Het idee, dat je nieuwe kwasten in het water moet zetten zodat ze de loszittende haren verliezen is onzin. Daar trekken de haren alleen maar krom van. Loszittende haren verwijderen doe je door de kwasten 15 minuten over een schone baksteen of ander enigszins ruw oppervlak heen en weer te kwasten. Het beste is om nieuwe kwasten in het begin te gebruiken voor muurwerk om ze zo iets te laten beslijten. Ze verliezen dan iets van hun veerkracht, worden zacht en soepel en de scherpste punten worden ietsje stomp wat voor het vloeien van de verf een beter resultaat geeft.De kwast laat geen strepen meer achter.

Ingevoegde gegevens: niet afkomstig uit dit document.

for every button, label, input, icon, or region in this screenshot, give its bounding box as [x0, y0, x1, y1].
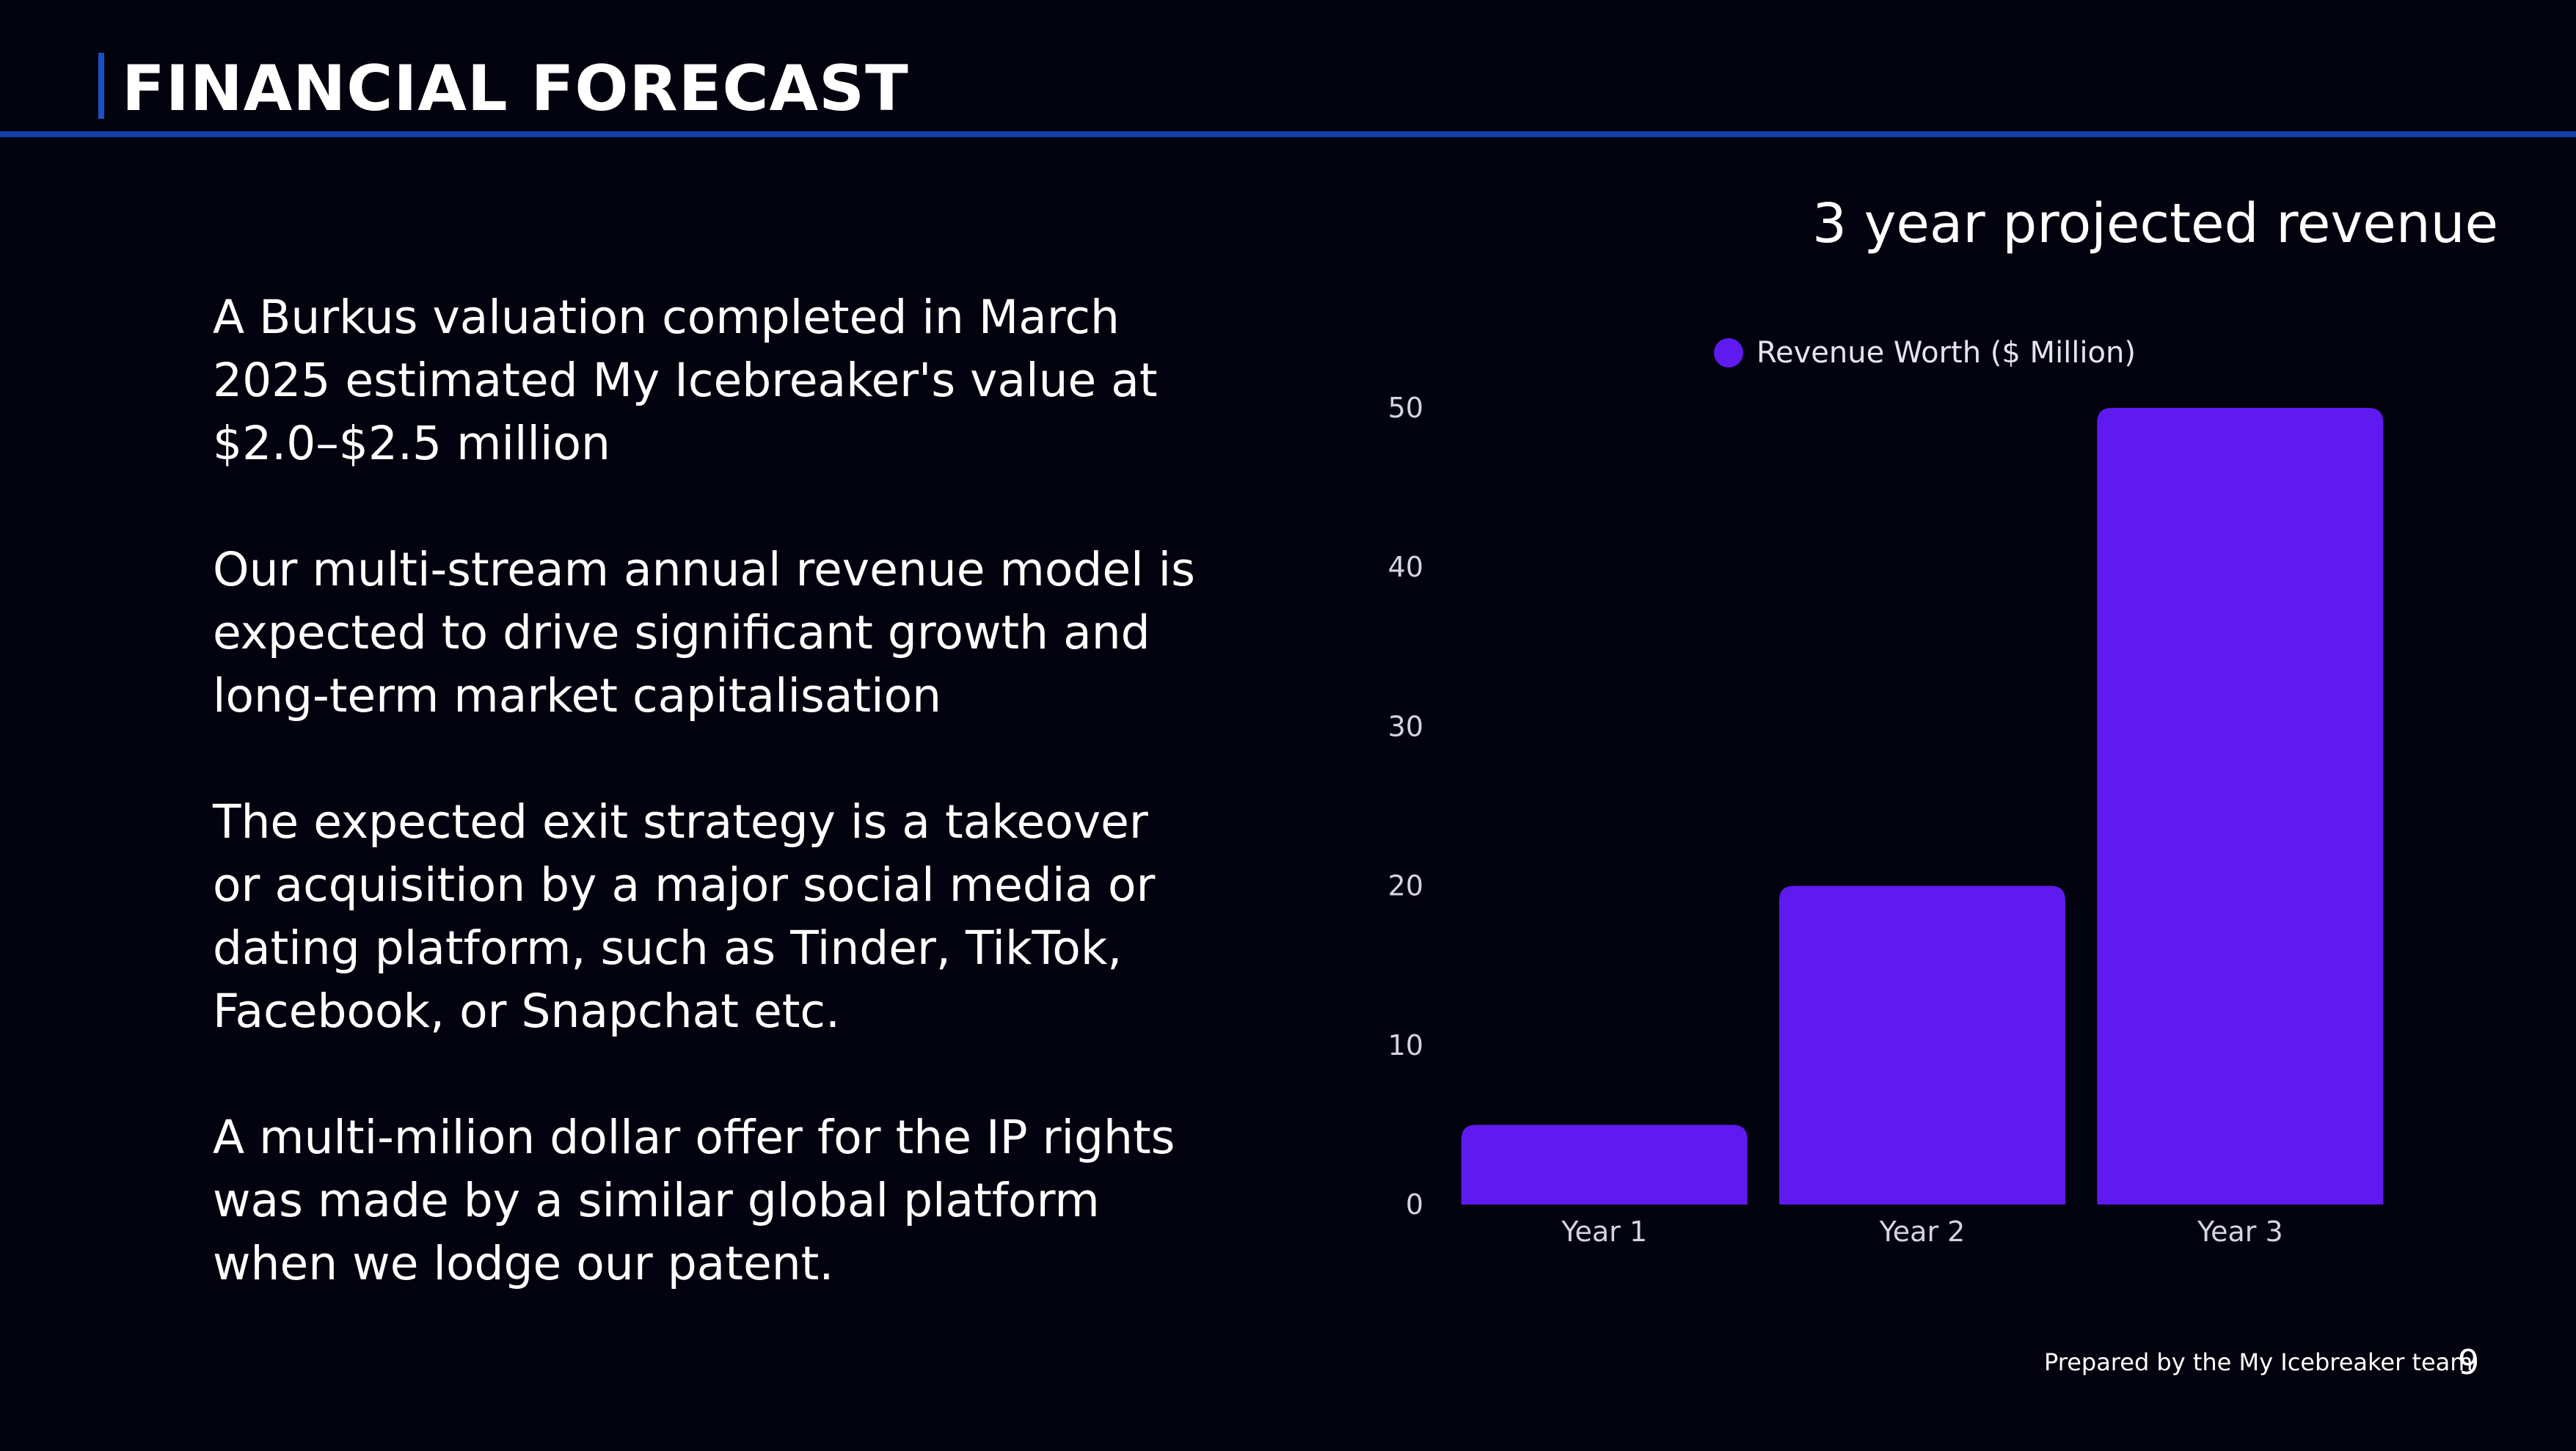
body-text: A Burkus valuation completed in March 20…: [213, 286, 1196, 1359]
revenue-bar-chart: 0 10 20 30 40 50 Year 1 Year 2 Year 3: [1388, 392, 2384, 1248]
legend-swatch: [1714, 338, 1743, 368]
page-number: 9: [2458, 1342, 2480, 1382]
title-accent-bar: [98, 53, 104, 119]
paragraph-ip-offer: A multi-milion dollar offer for the IP r…: [213, 1111, 1175, 1290]
y-tick-label: 50: [1388, 392, 1423, 424]
chart-title: 3 year projected revenue: [1812, 192, 2499, 255]
x-tick-label: Year 3: [2197, 1216, 2283, 1248]
legend-label: Revenue Worth ($ Million): [1756, 336, 2136, 370]
y-tick-label: 30: [1388, 710, 1423, 742]
footer-credit: Prepared by the My Icebreaker team: [2044, 1348, 2473, 1376]
y-tick-label: 10: [1388, 1029, 1423, 1061]
bar-year-2: [1779, 885, 2065, 1205]
x-tick-label: Year 1: [1561, 1216, 1647, 1248]
bar-year-1: [1461, 1125, 1748, 1205]
chart-legend: Revenue Worth ($ Million): [1714, 336, 2136, 370]
slide-title: FINANCIAL FORECAST: [122, 52, 909, 125]
paragraph-revenue-model: Our multi-stream annual revenue model is…: [213, 543, 1195, 723]
bar-year-3: [2097, 408, 2384, 1205]
paragraph-valuation: A Burkus valuation completed in March 20…: [213, 290, 1158, 470]
y-tick-label: 0: [1406, 1188, 1423, 1221]
x-tick-label: Year 2: [1879, 1216, 1966, 1248]
y-tick-label: 20: [1388, 870, 1423, 902]
y-tick-label: 40: [1388, 551, 1423, 583]
title-divider: [0, 131, 2576, 137]
paragraph-exit-strategy: The expected exit strategy is a takeover…: [213, 795, 1156, 1038]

De kleinere maten zijn nog overal te koop.De grootste maat kwasten zijn nog maar sporadisch te verkrijgen ( de firma Bok en zonen te Amsterdam ) . Boven maat 18 is de kwast voor lakwerk niet meer goed te hanteren.
Maat 18 was een ronde buskwast met een diameter van rond de 6 cm. Hollandse zink witter werden die kwasten genoemd. Met deze maat kwast schilderde ik in het verleden raam en deurkozijnen naast opdekdeuren en paneeldeuren. Voor opdekdeuren was een ovale buskwast trouwens nog beter geschikt.
Kwasten schoonmaken;
Kwasten schoonmaken deed ik vroeger weinig. Tijdens het werk werden ze tijdens de middagschaft en aan het eind van de dag op wat oude kranten afgeveegd en tot net onder de metalen bus( pas op voor roesten) in een emmertje met leidingwater gezet. Kleur bij kleur. De volgende dag werden ze uitgeschud en kon je gewoon verder met schilderen. Dit gaat goed bij verven op kunsthars en olie basis.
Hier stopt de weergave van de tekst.